Dear Readers,
As we start to gear up for Christmas, it’s also time to catch our breaths.
Back in September, I gave a speech at our annual Money Marketing Awards, during which I joked about the never-ending rollercoaster of events in the world of financial services.
“Speaking personally, I always regret saying to my colleagues, “Well, this month seems a bit quieter than usual,” I remarked.
“I’ve also learned to perfect my eye-roll when an adviser or a CEO says to me, ‘What this sector really needs is a nice period of calm.’”
Well, that was just over three months ago, when we were all still absorbing the impact of Labour’s landslide election victory. And it’s fair to say that a period of calm has once again failed to materialise.
In October, Money Marketing hosted conferences in London and in Leeds, both of which played out at a time when speculation around chancellor Rachel Reeves’ first Budget was at fever pitch.
The fact that there was a 117-day gap between the general election at the Budget announcement didn’t do much to settle the nerves. Indeed, advisers at both events complained about the number of calls they were fielding from clients, anxious about possible changes to inheritance tax, national insurance and business rates.
As it turns out, the chancellor didn’t disappoint – she promised a ‘painful’ Budget and she certainly delivered.
In the weeks since, we’ve been absorbing the 15% national insurance (NI) hike for employers, the imposition of inheritance tax (IHT) on inherited pensions, the rise in capital gains tax (CGT) rates and the halving of relief on AIM, among many other measures.
The impact of such a sweeping set of policies on the economic landscape, especially on growth, is hard to calculate, but it’s definitely stirred up activity in the advice sector.
In the immediate aftermath, I discussed the potential impact on clients and how advisers should navigate the bumps in the road with Ian Cook from Quilter Cheviot, Chris Jones from Dynamic Planner and Patrick Ingram from Parmenion.
I also had a fascinating chat with Roderic Rennison, founder and partner of Catalyst Partners, about buying, selling, consolidation and attractiveness of the UK to private equity firms, in light of changes to business asset disposal relief.
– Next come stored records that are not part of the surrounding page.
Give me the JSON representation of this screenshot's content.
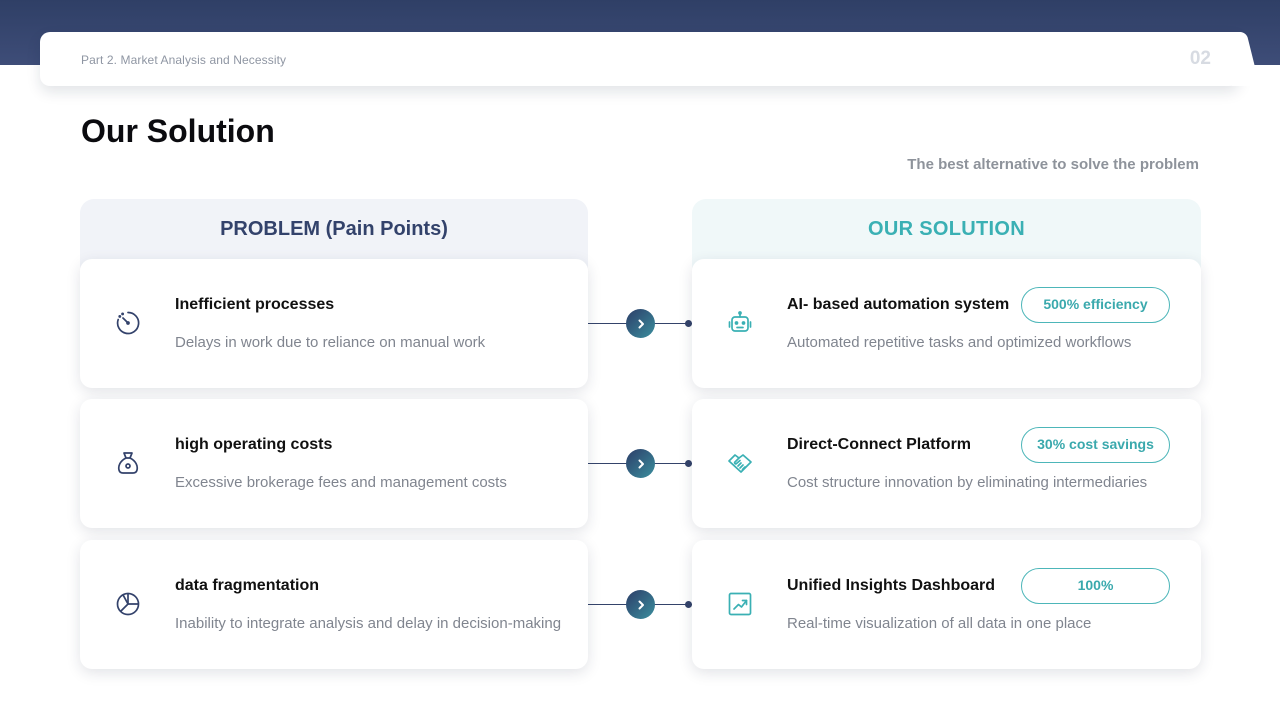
{
  "header": {
    "section_title": "Part 2. Market Analysis and Necessity",
    "page_number": "02"
  },
  "page": {
    "title": "Our Solution",
    "subtitle": "The best alternative to solve the problem"
  },
  "problems": {
    "heading": "PROBLEM (Pain Points)",
    "items": [
      {
        "icon": "timer-icon",
        "title": "Inefficient processes",
        "description": "Delays in work due to reliance on manual work"
      },
      {
        "icon": "money-bag-icon",
        "title": "high operating costs",
        "description": "Excessive brokerage fees and management costs"
      },
      {
        "icon": "pie-chart-icon",
        "title": "data fragmentation",
        "description": "Inability to integrate analysis and delay in decision-making"
      }
    ]
  },
  "solutions": {
    "heading": "OUR SOLUTION",
    "items": [
      {
        "icon": "robot-icon",
        "title": "AI- based automation system",
        "description": "Automated repetitive tasks and optimized workflows",
        "badge": "500% efficiency"
      },
      {
        "icon": "handshake-icon",
        "title": "Direct-Connect Platform",
        "description": "Cost structure innovation by eliminating intermediaries",
        "badge": "30% cost savings"
      },
      {
        "icon": "trending-chart-icon",
        "title": "Unified Insights Dashboard",
        "description": "Real-time visualization of all data in one place",
        "badge": "100%"
      }
    ]
  },
  "colors": {
    "navy": "#33426b",
    "teal": "#3ab0b4",
    "muted_text": "#80858f"
  }
}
Suffice to say, we will be talking about all of this well into 2025 and beyond, especially given the potential fiscal implications of Donald Trump’s return to the White House. If nothing else, it might encourage more young people seek out advice.
But while Budget talk dominated 2024, it’s not as if the period up until October was free from incident.
Over these past 12 months, for instance, we have seen the continued roll-out of the Consumer Duty and other regulations, rising costs for advice firms, ongoing consolidation and the growth of AI and technology, to take just a few examples.
All of these things will continue to accelerate in the New Year, and the ability of individual advisers to stay abreast of developments will be tested more than ever.
We in the Money Marketing team certainly never forget the tricky environment in which you all operate. Whatever happens in the sector, we will do our best to cover it without fear or favour.
Since I joined this wonderful publication back in November 2023, I’ve always been struck by how passionate financial advisers are about what they do. This is a profession, I’ve found, that really cares about its clients, its effectiveness and its reputation.
And throughout our coverage, I’ve always tried to convey that passion to our readership. Of course, I’m blessed with one of the best teams an editor could wish for. As well as making my life easier, they have produced a stream of first-class cover features, leaders and interviews in 2024, while breaking news stories every day.
They have even found time to contribute to our Weekend Essay section, which has covered everything from flexible working to public speaking (with the odd zombie thrown in). Our Financial Adviser 2B platform, meanwhile, continues to be a great resource for aspiring advisers, providing a wealth of first-hand stories and advice.
A shout out is also due to our fantastic freelance writers, who keep us well supplied with hard-hitting opinion pieces on investments, platforms, regulations, pensions and many more.
Finally, thank you for all the numerous comments on our articles – whether positive, negative or indifferent, you keep us on our toes!
We’ll be taking a much-needed rest until 2 January, but we’ve prepared a series of round-ups, highlights and previews over the festive period, in case you need a change of scene from mince pies, family games and comedy repeats.
But don’t fret – we’ll be back in 2025, batteries fully recharged, to continue bringing you the very best in financial journalism.
In the meantime, a very Merry Christmas and a Happy New Year from the whole Money Marketing team!